L'appareil administratif du Vatican, la Curie romaine, serait complètement dysfonctionnel et déchiré par les rivalités internes, comme en font foi les nombreux scandales qui ont éclaté au cours des dernières années.

Le majordome du pape, dans un premier temps, a volé et remis à un journaliste des documents confidentiels qui décrivent la jalousie, la corruption et le copinage qui séviraient dans les plus hauts rangs de l'Église catholique. Les allégations vont de malversations dans l'attribution d'un contrat par le Vatican à un complot qui aurait été ourdi pour dénoncer l'homosexualité présumée de l'éditeur d'une publication catholique.

L'Institut pour les oeuvres de religion, la banque du Vatican, traverse de son côté une période trouble. Son ancien directeur, Ettore Gotti Tedeschi, a été viré pour incompétence. Son remplaçant, l'avocat allemand Ernst von Freyberg, est le président du conseil d'administration du groupe Blom+Voss, une entreprise qui construit notamment des navires de guerre pour la marine allemande.

Cette nomination survient au moment où le Vatican soumet ses finances à l'examen d'un comité du Conseil de l'Europe, dans l'espoir d'être ajouté à la liste des pays jugés transparents financièrement.

Sandro Magister, un analyste qui épie de près les luttes de pouvoir parmi les dirigeant du Vatican, affirme que le «désastre» a pris naissance dans les années 1980, au début du pontificat de Jean-Paul II.

«Jean-Paul II se désintéressait complètement de la Curie; sa vision était entièrement tournée vers l'extérieur, a dit M. Magister. Cela a permis la prolifération des querelles, des petits centres de pouvoir qui se disputaient, de l'ambition, du carriérisme et des trahisons. Tout ça s'est accumulé et le pape suivant en a hérité.»

Benoît XVI était bien au fait de ces problèmes, après près de 25 ans passés au sein de la Congrégation pour la doctrine de la foi, au Vatican. Mais il n'a jamais sauté dans la mêlée politique en tant que cardinal — et une fois pape, il a confié la mission à son bras droit, le cardinal Tarcisio Bertone.

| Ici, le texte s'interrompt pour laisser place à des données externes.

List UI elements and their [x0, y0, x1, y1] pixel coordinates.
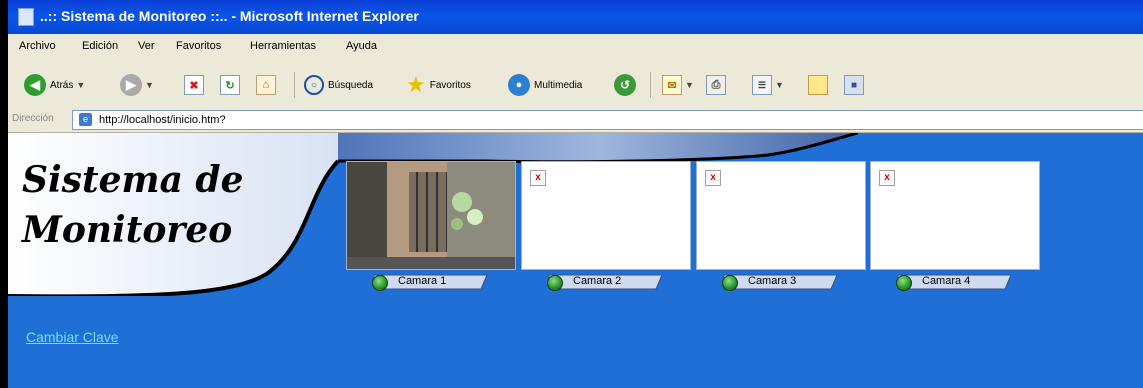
- mail-dropdown-icon[interactable]: ▼: [685, 80, 694, 90]
- toolbar-separator: [294, 72, 295, 98]
- edit-dropdown-icon[interactable]: ▼: [775, 80, 784, 90]
- messenger-icon: ■: [844, 75, 864, 95]
- forward-dropdown-icon[interactable]: ▼: [145, 80, 154, 90]
- stop-button[interactable]: ✖: [184, 73, 204, 97]
- broken-image-icon: x: [530, 170, 546, 186]
- broken-image-icon: x: [879, 170, 895, 186]
- back-dropdown-icon[interactable]: ▼: [76, 80, 85, 90]
- banner-line-2: Monitoreo: [22, 209, 233, 251]
- green-dot-icon: [372, 275, 388, 291]
- camera-4-view[interactable]: x: [870, 161, 1040, 270]
- menu-ayuda[interactable]: Ayuda: [346, 40, 377, 52]
- menu-archivo[interactable]: Archivo: [19, 40, 56, 52]
- ie-page-icon: [18, 8, 34, 26]
- home-button[interactable]: ⌂: [256, 73, 276, 97]
- print-icon: ⎙: [706, 75, 726, 95]
- media-globe-icon: ●: [508, 74, 530, 96]
- mail-button[interactable]: ✉ ▼: [662, 73, 694, 97]
- refresh-icon: ↻: [220, 75, 240, 95]
- title-bar[interactable]: ..:: Sistema de Monitoreo ::.. - Microso…: [8, 0, 1143, 34]
- back-arrow-icon: ◀: [24, 74, 46, 96]
- green-dot-icon: [547, 275, 563, 291]
- edit-button[interactable]: ☰ ▼: [752, 73, 784, 97]
- broken-image-icon: x: [705, 170, 721, 186]
- multimedia-button[interactable]: ● Multimedia: [508, 73, 582, 97]
- page-content: Sistema de Monitoreo x x x Camara 1 Cama…: [8, 133, 1143, 388]
- menu-edicion[interactable]: Edición: [82, 40, 118, 52]
- menu-favoritos[interactable]: Favoritos: [176, 40, 221, 52]
- forward-arrow-icon: ▶: [120, 74, 142, 96]
- address-url[interactable]: http://localhost/inicio.htm?: [99, 114, 226, 126]
- refresh-button[interactable]: ↻: [220, 73, 240, 97]
- change-password-link[interactable]: Cambiar Clave: [26, 329, 119, 345]
- toolbar-separator: [650, 72, 651, 98]
- camera-1-button[interactable]: Camara 1: [370, 274, 488, 291]
- mail-icon: ✉: [662, 75, 682, 95]
- camera-3-view[interactable]: x: [696, 161, 866, 270]
- green-dot-icon: [896, 275, 912, 291]
- address-input[interactable]: e http://localhost/inicio.htm?: [72, 110, 1143, 130]
- note-icon: [808, 75, 828, 95]
- star-icon: ★: [406, 72, 426, 97]
- discuss-button[interactable]: [808, 73, 828, 97]
- print-button[interactable]: ⎙: [706, 73, 726, 97]
- edit-icon: ☰: [752, 75, 772, 95]
- search-button[interactable]: ○ Búsqueda: [304, 73, 373, 97]
- camera-1-image: [347, 162, 515, 269]
- menu-ver[interactable]: Ver: [138, 40, 155, 52]
- menu-herramientas[interactable]: Herramientas: [250, 40, 316, 52]
- history-button[interactable]: ↺: [614, 73, 636, 97]
- camera-4-button[interactable]: Camara 4: [894, 274, 1012, 291]
- stop-icon: ✖: [184, 75, 204, 95]
- search-icon: ○: [304, 75, 324, 95]
- camera-2-button[interactable]: Camara 2: [545, 274, 663, 291]
- home-icon: ⌂: [256, 75, 276, 95]
- back-button[interactable]: ◀ Atrás ▼: [24, 73, 85, 97]
- green-dot-icon: [722, 275, 738, 291]
- browser-window: ..:: Sistema de Monitoreo ::.. - Microso…: [8, 0, 1143, 388]
- favorites-button[interactable]: ★ Favoritos: [406, 73, 471, 97]
- forward-button[interactable]: ▶ ▼: [120, 73, 154, 97]
- messenger-button[interactable]: ■: [844, 73, 864, 97]
- banner-line-1: Sistema de: [22, 159, 244, 201]
- camera-1-view[interactable]: [346, 161, 516, 270]
- page-icon: e: [79, 113, 92, 126]
- camera-3-button[interactable]: Camara 3: [720, 274, 838, 291]
- camera-2-view[interactable]: x: [521, 161, 691, 270]
- address-label: Dirección: [12, 113, 54, 124]
- history-icon: ↺: [614, 74, 636, 96]
- banner-title: Sistema de Monitoreo: [22, 155, 244, 255]
- address-bar: Dirección e http://localhost/inicio.htm?: [8, 108, 1143, 133]
- standard-toolbar: ◀ Atrás ▼ ▶ ▼ ✖ ↻ ⌂ ○ Búsqueda ★ Favorit…: [8, 60, 1143, 109]
- menu-bar: Archivo Edición Ver Favoritos Herramient…: [8, 34, 1143, 61]
- window-title: ..:: Sistema de Monitoreo ::.. - Microso…: [40, 8, 419, 24]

Toutefois, le cardinal Bertone est rapidement devenu le paratonnerre des divisions qui existent au sein de la Curie romaine. En tant que canoniste, il n'avait aucune expérience diplomatique pour s'acquitter de cette tâche. Aujourd'hui, on retrouve deux camps dans les rangs de la Curie: ceux qui sont loyaux au cardinal Bertone et ceux qui sont loyaux à son prédécesseur, le cardinal Angelo Sodano. Pris dans leur ensemble, les documents coulés à la presse visaient à miner la position du cardinal Bertone.

Benoît XVI n'a pas été entièrement passif. Il a notamment réclamé une plus grande transparence financière et exigé, pour son majordome, la tenue d'un procès ouvert à tous, y compris aux journalistes. Il a aussi pris en main, personnellement, le dossier des prêtres pédophiles en 2001, après que l'affaire ait été transférée d'un bureau du Vatican à un autre pendant des années.

Au début de 2012, Benoît XVI a demandé à trois cardinaux de confiance de se pencher sur l'affaire du majordome, en allant au-delà de l'enquête criminelle. Le rapport final a été remis au pape en décembre 2012 et si son contenu demeure secret, plusieurs croient que ses auteurs ont décrit sans gêne la nature réelle de la Curie romaine - ce qui pourrait avoir accéléré la décision de Benoît XVI de renoncer à son poste.